Fog of the future not withstanding; most people aren't going to have been using IDEA since 1.0.
If you learned Java between 2001-2012 then the default was Eclipse or netbeans.
So you should not be comparing IDEA from 2001 to today (or any individual IDE), you should be comparing the IDE landscape or ecosystem of 2001 to today, and part of that analysis should be a requirement to weight IDE's based on popularity and the recommendations of established institutions (academia, companies).
Clearly theres something I have failed to communicate, you have an experience that does not match the most programmers and I pointed that out.
As I stated in my post above, (after someone asked me a direct question) that: despite answering the question, it was the wrong question and not the point I was making.
We did a bakeoff of Eclipse, NetBeans and IDEA upon its beta in 2001. IDEA won hands down and is still the IDE of choice among the developers who work on our codebase.
I only wanted to mention that certain IDEs still used today are not coming and going but have been around for decades and are still more or less the same (keybinding, etc).
Maybe I just don't understand your comment - even translated it still confuses me tbh. (I'm not a native speaker). Sorry if you feel offended I guess.
Not offended, but not understanding because of translation is fair.
My entire point was that it's unusual for someone, especially someone who is new to IDE's or programming in general, to pick something brand new. As educational institutions will take time to change from the popular thing and most companies will also need time to adjust.
Distilled: my point is that you should not compare IDE release dates to the stability of IDEs vs Editors. -- you must consider the entire ecosystem of each at the time.

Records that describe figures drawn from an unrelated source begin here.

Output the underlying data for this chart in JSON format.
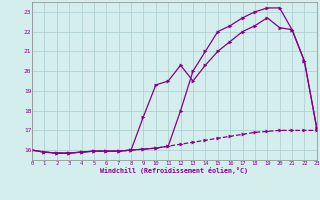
{
  "bg_color": "#d4eeee",
  "grid_color": "#aacccc",
  "line_color": "#880088",
  "xlim": [
    0,
    23
  ],
  "ylim": [
    15.5,
    23.5
  ],
  "xticks": [
    0,
    1,
    2,
    3,
    4,
    5,
    6,
    7,
    8,
    9,
    10,
    11,
    12,
    13,
    14,
    15,
    16,
    17,
    18,
    19,
    20,
    21,
    22,
    23
  ],
  "yticks": [
    16,
    17,
    18,
    19,
    20,
    21,
    22,
    23
  ],
  "xlabel": "Windchill (Refroidissement éolien,°C)",
  "series1_x": [
    0,
    1,
    2,
    3,
    4,
    5,
    6,
    7,
    8,
    9,
    10,
    11,
    12,
    13,
    14,
    15,
    16,
    17,
    18,
    19,
    20,
    21,
    22,
    23
  ],
  "series1_y": [
    16.0,
    15.9,
    15.85,
    15.85,
    15.9,
    15.95,
    15.95,
    15.95,
    16.0,
    16.05,
    16.1,
    16.2,
    16.3,
    16.4,
    16.5,
    16.6,
    16.7,
    16.8,
    16.9,
    16.95,
    17.0,
    17.0,
    17.0,
    17.0
  ],
  "series2_x": [
    0,
    1,
    2,
    3,
    4,
    5,
    6,
    7,
    8,
    9,
    10,
    11,
    12,
    13,
    14,
    15,
    16,
    17,
    18,
    19,
    20,
    21,
    22,
    23
  ],
  "series2_y": [
    16.0,
    15.9,
    15.85,
    15.85,
    15.9,
    15.95,
    15.95,
    15.95,
    16.0,
    17.7,
    19.3,
    19.5,
    20.3,
    19.5,
    20.3,
    21.0,
    21.5,
    22.0,
    22.3,
    22.7,
    22.2,
    22.1,
    20.5,
    17.1
  ],
  "series3_x": [
    0,
    1,
    2,
    3,
    4,
    5,
    6,
    7,
    8,
    9,
    10,
    11,
    12,
    13,
    14,
    15,
    16,
    17,
    18,
    19,
    20,
    21,
    22,
    23
  ],
  "series3_y": [
    16.0,
    15.9,
    15.85,
    15.85,
    15.9,
    15.95,
    15.95,
    15.95,
    16.0,
    16.05,
    16.1,
    16.2,
    18.0,
    20.0,
    21.0,
    22.0,
    22.3,
    22.7,
    23.0,
    23.2,
    23.2,
    22.1,
    20.5,
    17.1
  ]
}
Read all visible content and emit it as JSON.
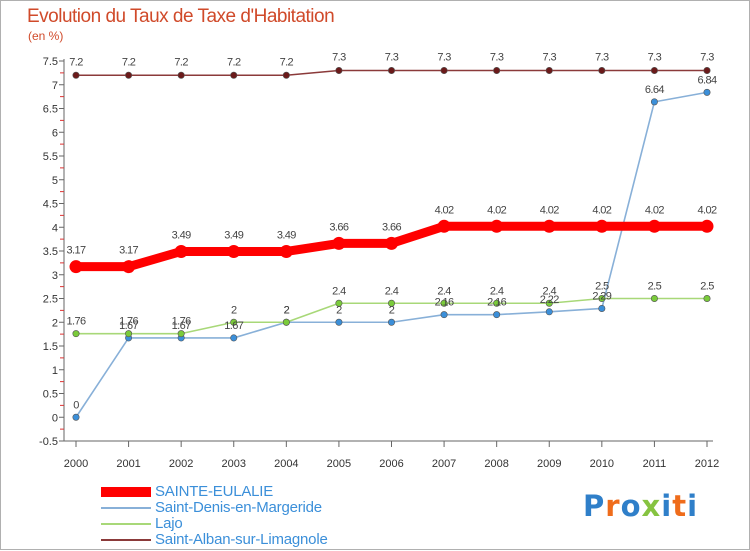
{
  "header": {
    "title": "Evolution du Taux de Taxe d'Habitation",
    "subtitle": "(en %)"
  },
  "logo": {
    "text": "Proxiti",
    "letter_colors": [
      "#2f7fc9",
      "#ef6c1b",
      "#2f7fc9",
      "#86c341",
      "#2f7fc9",
      "#ef6c1b",
      "#2f7fc9"
    ]
  },
  "chart_data": {
    "type": "line",
    "title": "Evolution du Taux de Taxe d'Habitation",
    "subtitle": "(en %)",
    "xlabel": "",
    "ylabel": "(en %)",
    "x": [
      "2000",
      "2001",
      "2002",
      "2003",
      "2004",
      "2005",
      "2006",
      "2007",
      "2008",
      "2009",
      "2010",
      "2011",
      "2012"
    ],
    "ylim": [
      -0.5,
      7.5
    ],
    "yticks": [
      "-0.5",
      "0",
      "0.5",
      "1",
      "1.5",
      "2",
      "2.5",
      "3",
      "3.5",
      "4",
      "4.5",
      "5",
      "5.5",
      "6",
      "6.5",
      "7",
      "7.5"
    ],
    "grid": false,
    "legend_position": "bottom-left",
    "series": [
      {
        "name": "SAINTE-EULALIE",
        "color": "#ff0000",
        "marker_color": "#ff0000",
        "values": [
          3.17,
          3.17,
          3.49,
          3.49,
          3.49,
          3.66,
          3.66,
          4.02,
          4.02,
          4.02,
          4.02,
          4.02,
          4.02
        ],
        "labels": [
          "3.17",
          "3.17",
          "3.49",
          "3.49",
          "3.49",
          "3.66",
          "3.66",
          "4.02",
          "4.02",
          "4.02",
          "4.02",
          "4.02",
          "4.02"
        ]
      },
      {
        "name": "Saint-Denis-en-Margeride",
        "color": "#88b0d8",
        "marker_color": "#3b8fd9",
        "values": [
          0,
          1.67,
          1.67,
          1.67,
          2,
          2,
          2,
          2.16,
          2.16,
          2.22,
          2.29,
          6.64,
          6.84
        ],
        "labels": [
          "0",
          "1.67",
          "1.67",
          "1.67",
          "2",
          "2",
          "2",
          "2.16",
          "2.16",
          "2.22",
          "2.29",
          "6.64",
          "6.84"
        ]
      },
      {
        "name": "Lajo",
        "color": "#a8d878",
        "marker_color": "#7acb3a",
        "values": [
          1.76,
          1.76,
          1.76,
          2,
          2,
          2.4,
          2.4,
          2.4,
          2.4,
          2.4,
          2.5,
          2.5,
          2.5
        ],
        "labels": [
          "1.76",
          "1.76",
          "1.76",
          "2",
          "2",
          "2.4",
          "2.4",
          "2.4",
          "2.4",
          "2.4",
          "2.5",
          "2.5",
          "2.5"
        ]
      },
      {
        "name": "Saint-Alban-sur-Limagnole",
        "color": "#8b3a3a",
        "marker_color": "#6b1a1a",
        "values": [
          7.2,
          7.2,
          7.2,
          7.2,
          7.2,
          7.3,
          7.3,
          7.3,
          7.3,
          7.3,
          7.3,
          7.3,
          7.3
        ],
        "labels": [
          "7.2",
          "7.2",
          "7.2",
          "7.2",
          "7.2",
          "7.3",
          "7.3",
          "7.3",
          "7.3",
          "7.3",
          "7.3",
          "7.3",
          "7.3"
        ]
      }
    ]
  }
}
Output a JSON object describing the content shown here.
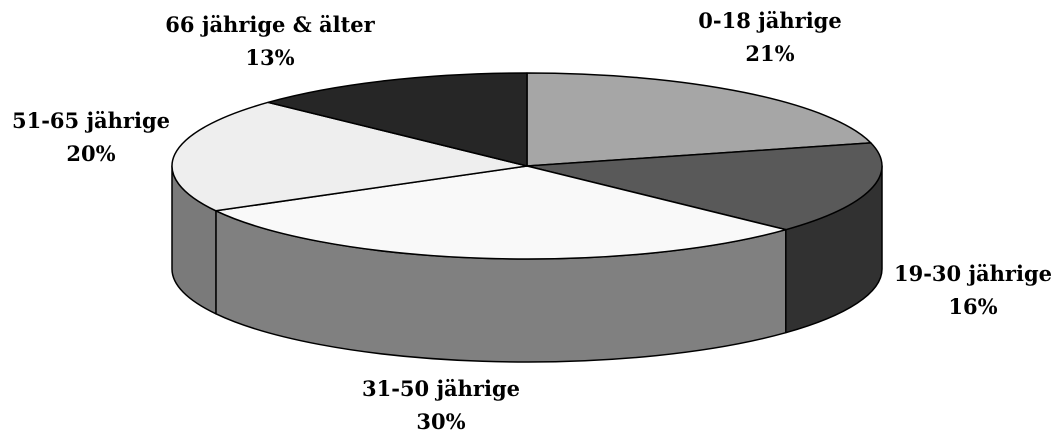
{
  "chart_data": {
    "type": "pie",
    "title": "",
    "three_d": true,
    "start_angle_deg": -90,
    "direction": "clockwise",
    "slices": [
      {
        "label": "0-18 jährige",
        "value": 21,
        "value_label": "21%",
        "color": "#a6a6a6"
      },
      {
        "label": "19-30 jährige",
        "value": 16,
        "value_label": "16%",
        "color": "#595959"
      },
      {
        "label": "31-50 jährige",
        "value": 30,
        "value_label": "30%",
        "color": "#f9f9f9"
      },
      {
        "label": "51-65 jährige",
        "value": 20,
        "value_label": "20%",
        "color": "#eeeeee"
      },
      {
        "label": "66 jährige & älter",
        "value": 13,
        "value_label": "13%",
        "color": "#262626"
      }
    ]
  }
}
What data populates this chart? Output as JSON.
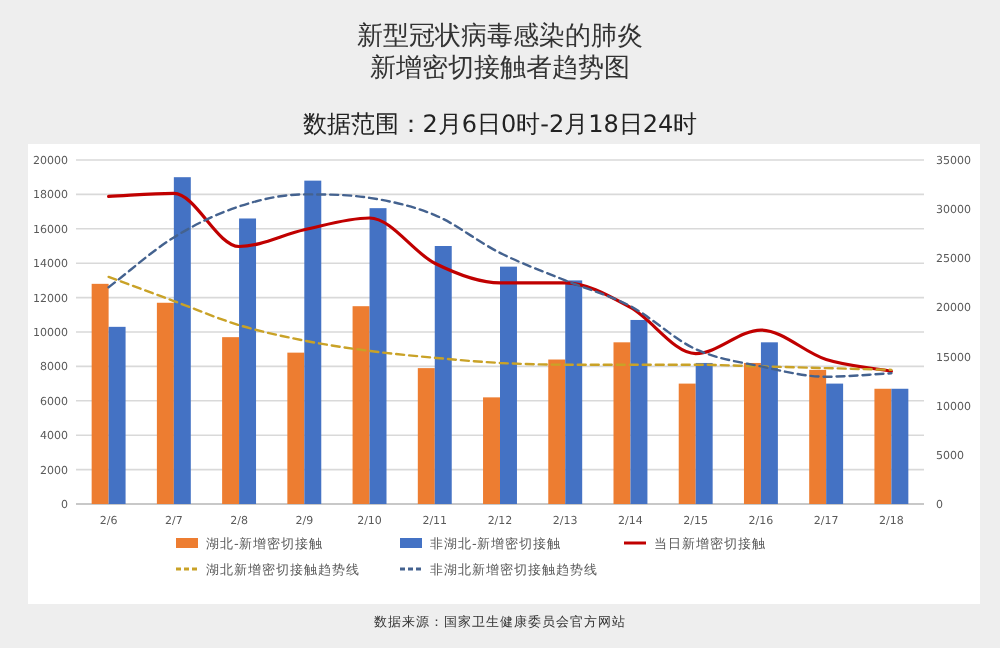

Another perhaps good example to conclude this would be something like python backends. One could (unreasonably) argue that Python has been around since 1991; but backends typically were written in Perl or PHP for a very long time. It wasn't until 2008 or so that Python started making headroom for web backends (ruby around the same time) -- The possibility existed but the popularity wasn't there.
A similar argument could be made for Sublime text (which is uncommon these days) but was extremely common in 2010. Or Atom, which doesn't even exist any longer but took considerable market share from Sublime in its heyday.
It's not fair to say "x has been around for y time therefore it is not changing", the ecosystem does change and it has darlings and detractors.
The only exception to this ecosystem over tool argument I can think of is probably visual studio itself as that was a monoculture and stuck around because of that.
If you learned Java between 2001-2012 then the default was Eclipse or netbeans.
So you should not be comparing IDEA from 2001 to today (or any individual IDE), you should be comparing the IDE landscape or ecosystem of 2001 to today, and part of that analysis should be a requirement to weight IDE's based on popularity and the recommendations of established institutions (academia, companies).